Vital link to Medieval Great Yarmouth is saved - but needs a £500,000 makeover
PUBLISHED: 15:24 22 November 2018 | UPDATED: 17:09 22 November 2018
Things are looking up for the last timber-framed building of its kind in Great Yarmouth after it was bought by a preservation trust and the council.
Great Yarmouth Preservation Trust (GYPT) and Great Yarmouth Borough Council have compulsorily purchased the property on 160 King Street after it fell into a state of disrepair.
Darren Barker, project manager at the GYPT, said: “We have been waiting for two years for the compulsory purchase report to go through, now the council have temporary ownership of the property and will be passing it over to us very soon.”

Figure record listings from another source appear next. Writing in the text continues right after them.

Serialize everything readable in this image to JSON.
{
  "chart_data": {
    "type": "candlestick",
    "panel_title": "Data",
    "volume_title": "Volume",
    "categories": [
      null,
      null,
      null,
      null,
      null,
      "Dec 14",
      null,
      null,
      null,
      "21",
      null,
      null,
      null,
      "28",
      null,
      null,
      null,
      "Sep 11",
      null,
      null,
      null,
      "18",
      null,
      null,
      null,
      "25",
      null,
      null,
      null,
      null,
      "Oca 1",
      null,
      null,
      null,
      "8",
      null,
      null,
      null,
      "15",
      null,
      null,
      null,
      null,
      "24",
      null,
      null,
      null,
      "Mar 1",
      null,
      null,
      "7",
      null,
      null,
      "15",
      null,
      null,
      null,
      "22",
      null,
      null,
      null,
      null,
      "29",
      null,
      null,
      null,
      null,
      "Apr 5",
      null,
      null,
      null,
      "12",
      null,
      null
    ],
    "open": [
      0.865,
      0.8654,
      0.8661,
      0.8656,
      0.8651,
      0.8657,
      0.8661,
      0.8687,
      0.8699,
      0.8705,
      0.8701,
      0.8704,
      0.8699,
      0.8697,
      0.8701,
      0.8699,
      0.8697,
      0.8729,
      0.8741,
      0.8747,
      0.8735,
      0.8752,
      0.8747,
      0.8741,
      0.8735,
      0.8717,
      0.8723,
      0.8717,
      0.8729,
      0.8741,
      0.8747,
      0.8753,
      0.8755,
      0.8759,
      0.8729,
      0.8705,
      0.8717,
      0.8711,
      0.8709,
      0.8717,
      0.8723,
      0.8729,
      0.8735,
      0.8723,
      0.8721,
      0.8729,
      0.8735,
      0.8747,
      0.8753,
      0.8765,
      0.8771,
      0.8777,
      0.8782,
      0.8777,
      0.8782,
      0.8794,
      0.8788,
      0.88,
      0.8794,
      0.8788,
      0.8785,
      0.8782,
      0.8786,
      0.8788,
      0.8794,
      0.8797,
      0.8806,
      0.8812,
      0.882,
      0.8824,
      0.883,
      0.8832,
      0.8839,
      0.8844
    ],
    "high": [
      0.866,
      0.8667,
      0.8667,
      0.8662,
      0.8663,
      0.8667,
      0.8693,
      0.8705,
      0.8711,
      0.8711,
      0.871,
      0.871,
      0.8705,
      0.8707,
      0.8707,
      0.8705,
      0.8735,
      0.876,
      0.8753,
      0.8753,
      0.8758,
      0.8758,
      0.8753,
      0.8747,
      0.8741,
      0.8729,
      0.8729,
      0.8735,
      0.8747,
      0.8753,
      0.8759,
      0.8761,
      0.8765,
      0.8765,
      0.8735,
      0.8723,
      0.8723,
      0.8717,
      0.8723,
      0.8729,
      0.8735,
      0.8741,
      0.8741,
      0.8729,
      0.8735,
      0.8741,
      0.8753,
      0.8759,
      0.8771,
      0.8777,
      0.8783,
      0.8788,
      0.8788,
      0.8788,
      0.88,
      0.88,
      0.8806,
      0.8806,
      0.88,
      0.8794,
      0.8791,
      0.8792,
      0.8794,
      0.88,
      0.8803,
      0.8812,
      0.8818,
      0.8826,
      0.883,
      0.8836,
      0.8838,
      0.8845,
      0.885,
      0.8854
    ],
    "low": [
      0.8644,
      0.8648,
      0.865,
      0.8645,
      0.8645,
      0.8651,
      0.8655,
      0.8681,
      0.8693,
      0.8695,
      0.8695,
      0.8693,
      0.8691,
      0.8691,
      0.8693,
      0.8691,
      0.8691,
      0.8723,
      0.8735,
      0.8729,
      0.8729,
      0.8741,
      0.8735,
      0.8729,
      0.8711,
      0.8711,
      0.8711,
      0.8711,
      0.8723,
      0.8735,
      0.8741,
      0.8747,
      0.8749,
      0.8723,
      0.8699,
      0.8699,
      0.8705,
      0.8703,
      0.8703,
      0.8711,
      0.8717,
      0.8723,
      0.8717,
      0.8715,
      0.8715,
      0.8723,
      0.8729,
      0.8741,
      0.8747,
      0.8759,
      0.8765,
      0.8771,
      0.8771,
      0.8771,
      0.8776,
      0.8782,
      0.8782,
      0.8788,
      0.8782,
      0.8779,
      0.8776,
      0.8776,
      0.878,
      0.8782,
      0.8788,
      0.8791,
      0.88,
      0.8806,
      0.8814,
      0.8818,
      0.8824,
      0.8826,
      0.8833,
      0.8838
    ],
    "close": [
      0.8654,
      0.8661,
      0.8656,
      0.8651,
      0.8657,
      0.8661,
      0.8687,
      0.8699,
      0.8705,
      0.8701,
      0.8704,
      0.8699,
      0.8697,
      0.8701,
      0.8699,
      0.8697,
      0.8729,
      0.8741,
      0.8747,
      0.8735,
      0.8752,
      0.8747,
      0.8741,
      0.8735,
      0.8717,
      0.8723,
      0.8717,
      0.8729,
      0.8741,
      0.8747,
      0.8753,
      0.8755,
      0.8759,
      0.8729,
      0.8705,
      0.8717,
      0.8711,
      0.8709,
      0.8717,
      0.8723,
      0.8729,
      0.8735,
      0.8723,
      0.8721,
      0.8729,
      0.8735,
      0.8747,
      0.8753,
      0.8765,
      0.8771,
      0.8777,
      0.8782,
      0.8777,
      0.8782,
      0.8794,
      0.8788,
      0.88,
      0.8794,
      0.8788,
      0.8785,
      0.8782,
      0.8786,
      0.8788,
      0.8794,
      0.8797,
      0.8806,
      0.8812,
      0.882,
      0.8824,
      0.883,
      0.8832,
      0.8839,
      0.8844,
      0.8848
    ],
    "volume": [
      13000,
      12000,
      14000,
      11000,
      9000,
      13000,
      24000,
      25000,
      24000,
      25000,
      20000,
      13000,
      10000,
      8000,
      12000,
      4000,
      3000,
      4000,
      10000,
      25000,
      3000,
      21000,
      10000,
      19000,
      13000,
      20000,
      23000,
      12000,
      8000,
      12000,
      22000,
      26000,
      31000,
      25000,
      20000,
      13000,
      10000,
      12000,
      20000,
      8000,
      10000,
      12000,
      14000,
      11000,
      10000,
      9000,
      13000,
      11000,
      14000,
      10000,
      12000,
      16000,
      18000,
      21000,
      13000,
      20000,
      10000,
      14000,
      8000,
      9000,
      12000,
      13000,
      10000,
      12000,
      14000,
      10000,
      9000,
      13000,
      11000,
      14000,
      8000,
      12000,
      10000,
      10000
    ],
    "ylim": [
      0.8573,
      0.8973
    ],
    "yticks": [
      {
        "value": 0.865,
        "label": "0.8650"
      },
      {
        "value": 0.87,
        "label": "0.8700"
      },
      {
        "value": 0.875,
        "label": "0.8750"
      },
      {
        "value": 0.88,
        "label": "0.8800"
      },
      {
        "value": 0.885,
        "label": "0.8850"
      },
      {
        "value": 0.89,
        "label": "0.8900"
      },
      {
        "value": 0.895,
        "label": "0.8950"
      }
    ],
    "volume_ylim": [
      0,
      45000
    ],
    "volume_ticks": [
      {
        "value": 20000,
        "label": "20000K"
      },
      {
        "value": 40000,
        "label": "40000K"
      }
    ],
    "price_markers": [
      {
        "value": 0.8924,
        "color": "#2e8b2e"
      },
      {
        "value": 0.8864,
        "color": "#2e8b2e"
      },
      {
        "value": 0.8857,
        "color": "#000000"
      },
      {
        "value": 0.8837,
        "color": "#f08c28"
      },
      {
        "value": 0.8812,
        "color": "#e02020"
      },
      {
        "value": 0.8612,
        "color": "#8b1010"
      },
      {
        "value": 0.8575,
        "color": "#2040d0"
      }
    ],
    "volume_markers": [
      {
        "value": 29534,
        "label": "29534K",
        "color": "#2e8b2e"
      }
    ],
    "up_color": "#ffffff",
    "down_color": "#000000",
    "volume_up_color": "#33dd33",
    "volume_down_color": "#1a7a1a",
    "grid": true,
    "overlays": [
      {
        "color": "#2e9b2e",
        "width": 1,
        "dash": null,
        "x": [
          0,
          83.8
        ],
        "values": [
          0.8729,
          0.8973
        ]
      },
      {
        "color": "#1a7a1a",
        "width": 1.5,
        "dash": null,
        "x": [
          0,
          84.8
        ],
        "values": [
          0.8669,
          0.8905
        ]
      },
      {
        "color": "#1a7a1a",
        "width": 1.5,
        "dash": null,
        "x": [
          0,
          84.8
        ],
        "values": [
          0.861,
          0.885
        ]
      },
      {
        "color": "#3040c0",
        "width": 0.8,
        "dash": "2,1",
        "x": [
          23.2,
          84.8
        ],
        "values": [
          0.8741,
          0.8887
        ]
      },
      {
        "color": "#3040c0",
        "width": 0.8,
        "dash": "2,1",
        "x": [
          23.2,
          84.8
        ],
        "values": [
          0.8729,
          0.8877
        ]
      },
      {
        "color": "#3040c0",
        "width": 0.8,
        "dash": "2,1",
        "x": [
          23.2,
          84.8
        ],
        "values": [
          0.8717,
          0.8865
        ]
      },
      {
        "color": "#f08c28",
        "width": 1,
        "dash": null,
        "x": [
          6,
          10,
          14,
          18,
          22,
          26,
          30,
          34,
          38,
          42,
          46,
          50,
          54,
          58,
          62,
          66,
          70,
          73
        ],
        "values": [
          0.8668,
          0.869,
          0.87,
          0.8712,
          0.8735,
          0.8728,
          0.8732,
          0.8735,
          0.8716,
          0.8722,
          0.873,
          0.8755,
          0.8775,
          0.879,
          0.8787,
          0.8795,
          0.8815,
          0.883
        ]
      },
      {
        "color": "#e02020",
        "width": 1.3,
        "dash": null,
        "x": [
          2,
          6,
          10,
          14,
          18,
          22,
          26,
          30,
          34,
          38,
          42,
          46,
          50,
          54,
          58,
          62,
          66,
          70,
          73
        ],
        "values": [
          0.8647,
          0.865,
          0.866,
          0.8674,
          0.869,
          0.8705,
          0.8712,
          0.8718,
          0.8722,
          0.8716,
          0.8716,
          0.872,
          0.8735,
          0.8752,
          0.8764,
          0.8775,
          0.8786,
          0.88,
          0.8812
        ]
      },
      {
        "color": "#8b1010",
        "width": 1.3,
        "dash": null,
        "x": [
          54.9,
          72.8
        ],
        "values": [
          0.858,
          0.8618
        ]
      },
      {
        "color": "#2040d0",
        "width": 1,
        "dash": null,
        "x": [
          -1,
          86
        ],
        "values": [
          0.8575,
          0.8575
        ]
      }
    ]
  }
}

A report from the council in 2017 showed that the timber-framed building fell into disrepair after being neglected since 2001.
Councillors then voted for the compulsory purchase of the site in a bid to save the historic structure.
The report said: “It is an exceptionally important heritage asset not least because it is the last remaining timber-framed building in the urban area of Great Yarmouth.
“This offers a direct link with the town’s mediaeval origins and is a rare survivor.
“It makes a significant contribution to the character and appearance of the King Street conservation area in terms of the visual rhythm and spatial quality of the built environment of the street.
“It contributes to the fascinating standing archaeology of the area and the sense of evolution and development of the street from 16th century buildings to mid-20th century examples.”
Due to the building being listed, the GYPT is limited with what it can change in the property.
The trust can repair the building back to its original standards but cannot alter its character, such as the colour of walls.
Mr Barker said: “We will undertake a full and comprehensive repair to the residential and retail building but first we will need to perform some emergency repairs as water has been entering the property.
“Based on the costs of other similar repair projects in King Street, the full cost will be between £400,000-£500,000.
“Due to its timber-frame and the sensitive work needed I would expect the work to take around two years.”